By Debbie Strickland
Associate
NeoPharm Inc. is seeking to raise more than $55 million in its first public offering since moving from the Amex to the Nasdaq exchange in April.
The 2.8-million-share offering would raise $60.2 million at NeoPharm's Thursday closing price (NASDAQ:NEOL) of $21.50, which was up $2.125, or 11 percent, on the day. The offering also would more than triple the company's cash level, which stood at $25.3 million on June 30.
A stockholder is selling an additional 200,000 shares and underwriters Prudential Vector Healthcare and U.S. Bancorp Piper Jaffray have an overallotment option for an additional 450,000.
If the offering is completed, NeoPharm will have 13.9 million shares outstanding. The offering thus represents about 20 percent of the Bannockburn, Ill.-based company, or about 16.5 percent if all outstanding options (including the underwriters' overallotment option) are exercised.

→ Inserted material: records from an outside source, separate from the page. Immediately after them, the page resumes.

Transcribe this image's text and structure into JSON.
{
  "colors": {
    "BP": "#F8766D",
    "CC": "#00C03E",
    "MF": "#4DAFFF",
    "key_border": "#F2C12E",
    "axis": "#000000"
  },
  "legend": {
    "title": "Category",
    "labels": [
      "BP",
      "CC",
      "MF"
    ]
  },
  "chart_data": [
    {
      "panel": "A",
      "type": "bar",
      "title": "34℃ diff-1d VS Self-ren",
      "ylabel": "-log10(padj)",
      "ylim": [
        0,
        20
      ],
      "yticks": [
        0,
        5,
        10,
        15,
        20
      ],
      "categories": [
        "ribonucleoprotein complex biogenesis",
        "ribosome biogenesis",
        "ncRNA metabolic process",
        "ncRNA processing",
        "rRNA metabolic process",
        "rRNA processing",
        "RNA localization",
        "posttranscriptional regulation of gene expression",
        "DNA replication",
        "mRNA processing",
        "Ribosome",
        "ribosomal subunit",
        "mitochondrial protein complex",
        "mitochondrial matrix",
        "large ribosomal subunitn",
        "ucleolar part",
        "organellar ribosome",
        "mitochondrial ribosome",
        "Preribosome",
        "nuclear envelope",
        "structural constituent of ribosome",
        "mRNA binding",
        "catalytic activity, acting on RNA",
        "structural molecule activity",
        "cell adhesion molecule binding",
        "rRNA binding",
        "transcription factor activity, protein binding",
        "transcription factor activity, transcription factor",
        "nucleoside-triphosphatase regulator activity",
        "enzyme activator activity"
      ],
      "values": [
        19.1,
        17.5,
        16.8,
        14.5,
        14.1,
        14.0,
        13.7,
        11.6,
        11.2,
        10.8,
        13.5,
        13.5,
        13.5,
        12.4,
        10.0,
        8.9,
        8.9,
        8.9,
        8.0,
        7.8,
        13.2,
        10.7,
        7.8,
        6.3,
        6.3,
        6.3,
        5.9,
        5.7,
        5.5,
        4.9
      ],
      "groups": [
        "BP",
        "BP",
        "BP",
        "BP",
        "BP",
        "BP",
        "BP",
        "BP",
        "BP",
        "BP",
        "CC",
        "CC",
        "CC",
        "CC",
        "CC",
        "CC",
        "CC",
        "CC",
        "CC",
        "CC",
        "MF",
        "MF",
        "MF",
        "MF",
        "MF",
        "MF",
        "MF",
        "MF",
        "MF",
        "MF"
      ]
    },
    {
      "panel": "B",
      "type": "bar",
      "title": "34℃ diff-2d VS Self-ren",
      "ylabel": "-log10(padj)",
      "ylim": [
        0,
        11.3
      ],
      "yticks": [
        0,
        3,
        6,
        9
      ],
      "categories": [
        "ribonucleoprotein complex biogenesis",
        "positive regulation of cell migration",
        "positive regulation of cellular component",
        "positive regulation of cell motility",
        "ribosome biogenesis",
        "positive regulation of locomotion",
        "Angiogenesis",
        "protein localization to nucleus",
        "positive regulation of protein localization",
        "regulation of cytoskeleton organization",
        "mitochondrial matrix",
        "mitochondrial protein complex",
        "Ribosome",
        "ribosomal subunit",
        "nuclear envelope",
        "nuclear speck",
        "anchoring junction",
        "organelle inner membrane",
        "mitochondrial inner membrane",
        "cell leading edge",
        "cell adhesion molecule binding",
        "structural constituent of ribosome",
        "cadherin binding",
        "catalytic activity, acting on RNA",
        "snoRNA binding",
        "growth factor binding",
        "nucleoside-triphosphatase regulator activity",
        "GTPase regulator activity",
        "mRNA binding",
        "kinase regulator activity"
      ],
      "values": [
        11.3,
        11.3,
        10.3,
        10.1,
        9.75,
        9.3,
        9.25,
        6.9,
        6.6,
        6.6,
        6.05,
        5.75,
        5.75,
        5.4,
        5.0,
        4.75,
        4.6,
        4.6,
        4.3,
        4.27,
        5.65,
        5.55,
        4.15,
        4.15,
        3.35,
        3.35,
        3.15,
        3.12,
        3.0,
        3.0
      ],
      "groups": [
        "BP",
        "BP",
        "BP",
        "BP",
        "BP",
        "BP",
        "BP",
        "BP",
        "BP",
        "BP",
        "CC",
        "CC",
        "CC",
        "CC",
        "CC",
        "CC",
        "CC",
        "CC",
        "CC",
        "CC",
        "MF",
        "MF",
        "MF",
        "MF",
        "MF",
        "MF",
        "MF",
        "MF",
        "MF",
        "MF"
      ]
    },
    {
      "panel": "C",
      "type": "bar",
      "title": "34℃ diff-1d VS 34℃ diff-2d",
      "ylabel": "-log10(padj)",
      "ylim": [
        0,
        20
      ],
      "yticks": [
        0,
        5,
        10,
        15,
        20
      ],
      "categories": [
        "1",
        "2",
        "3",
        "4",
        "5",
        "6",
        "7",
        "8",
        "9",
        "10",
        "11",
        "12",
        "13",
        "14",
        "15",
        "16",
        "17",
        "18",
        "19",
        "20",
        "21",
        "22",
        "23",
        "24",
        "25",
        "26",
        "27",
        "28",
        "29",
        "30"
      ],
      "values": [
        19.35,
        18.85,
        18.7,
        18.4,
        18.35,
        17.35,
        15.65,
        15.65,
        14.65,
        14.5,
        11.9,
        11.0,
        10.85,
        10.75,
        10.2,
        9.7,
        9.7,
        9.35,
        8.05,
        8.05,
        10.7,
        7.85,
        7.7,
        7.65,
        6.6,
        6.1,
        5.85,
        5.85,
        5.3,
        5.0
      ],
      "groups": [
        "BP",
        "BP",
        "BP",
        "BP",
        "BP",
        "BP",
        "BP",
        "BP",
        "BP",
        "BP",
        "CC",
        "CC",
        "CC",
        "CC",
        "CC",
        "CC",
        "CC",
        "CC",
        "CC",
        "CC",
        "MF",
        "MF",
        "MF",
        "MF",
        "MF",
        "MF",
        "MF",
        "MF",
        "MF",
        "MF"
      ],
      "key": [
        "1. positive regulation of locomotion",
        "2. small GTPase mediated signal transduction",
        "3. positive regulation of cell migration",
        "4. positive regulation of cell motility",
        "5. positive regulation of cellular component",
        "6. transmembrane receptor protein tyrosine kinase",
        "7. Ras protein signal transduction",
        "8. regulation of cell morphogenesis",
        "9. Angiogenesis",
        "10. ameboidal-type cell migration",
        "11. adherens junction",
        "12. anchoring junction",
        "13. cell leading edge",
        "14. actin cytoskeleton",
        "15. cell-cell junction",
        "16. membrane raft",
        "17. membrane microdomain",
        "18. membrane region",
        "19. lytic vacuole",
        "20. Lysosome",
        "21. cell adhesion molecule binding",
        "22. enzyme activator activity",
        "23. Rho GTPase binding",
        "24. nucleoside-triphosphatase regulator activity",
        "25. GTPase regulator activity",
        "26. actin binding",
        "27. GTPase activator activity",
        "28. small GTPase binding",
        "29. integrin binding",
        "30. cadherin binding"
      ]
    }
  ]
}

With net loss usually running between $1 million and $2 million per quarter, the financing would be a substantial one for NeoPharm, which aims to use the money to advance a slate of anticancer products through development and commercialization, in addition to funding other operating and capital expenses and possible acquisitions of complementary technologies.
NeoPharm's drug portfolio is based on two platforms: an electrostatic liposome drug delivery platform and a tumor-targeting fusion protein platform. The liposome products are the most advanced, landing a lucrative February 1999 deal with Pharmacia Corp. as worldwide development and marketing partner for liposome-encapsulated versions of paclitaxel and doxorubicin, which are both in Phase II/III clinical trials for various cancers.
Pharmacia assumed all responsibility for clinical development and testing, allowing NeoPharm to focus on other products. To date, Pharmacia has paid $22 million of a potential $69 million in milestones, in addition to making an $8 million equity investment. The assumption of clinical trial costs, however, is the more valuable part of the deal - amounting to more than $100 million. The deal came at a crucial time for NeoPharm, which ended 1998 with less than $1 million in the bank. (See BioWorld Today, Feb. 23, 1999, p. 1.)
At the earlier end of the pipeline, NeoPharm this summer filed an investigational new drug application to begin clinical trials of its fifth anticancer product in two years, this time for a liposome-encapsulated antisense oligonucleotide (LE-AON) against the c-raf-1 oncogene for patients with radiation-resistant solid tumors. According to the company, LE-AON is the first product to deliver antisense oligonucleotides in liposomes.
Products from the fusion protein technology platform also have reached the clinic. These drugs consist of two parts, a tumor-targeting mechanism and a cytotoxic agent called PE 38. The lead product, now in Phase I/II trials, pairs PE38 with interleukin-13. A second fusion product, pairing the cytoxin with a mesothelin monoclonal antibody called SS1(dsFv), is expected to enter Phase I/II trials by the end of the year.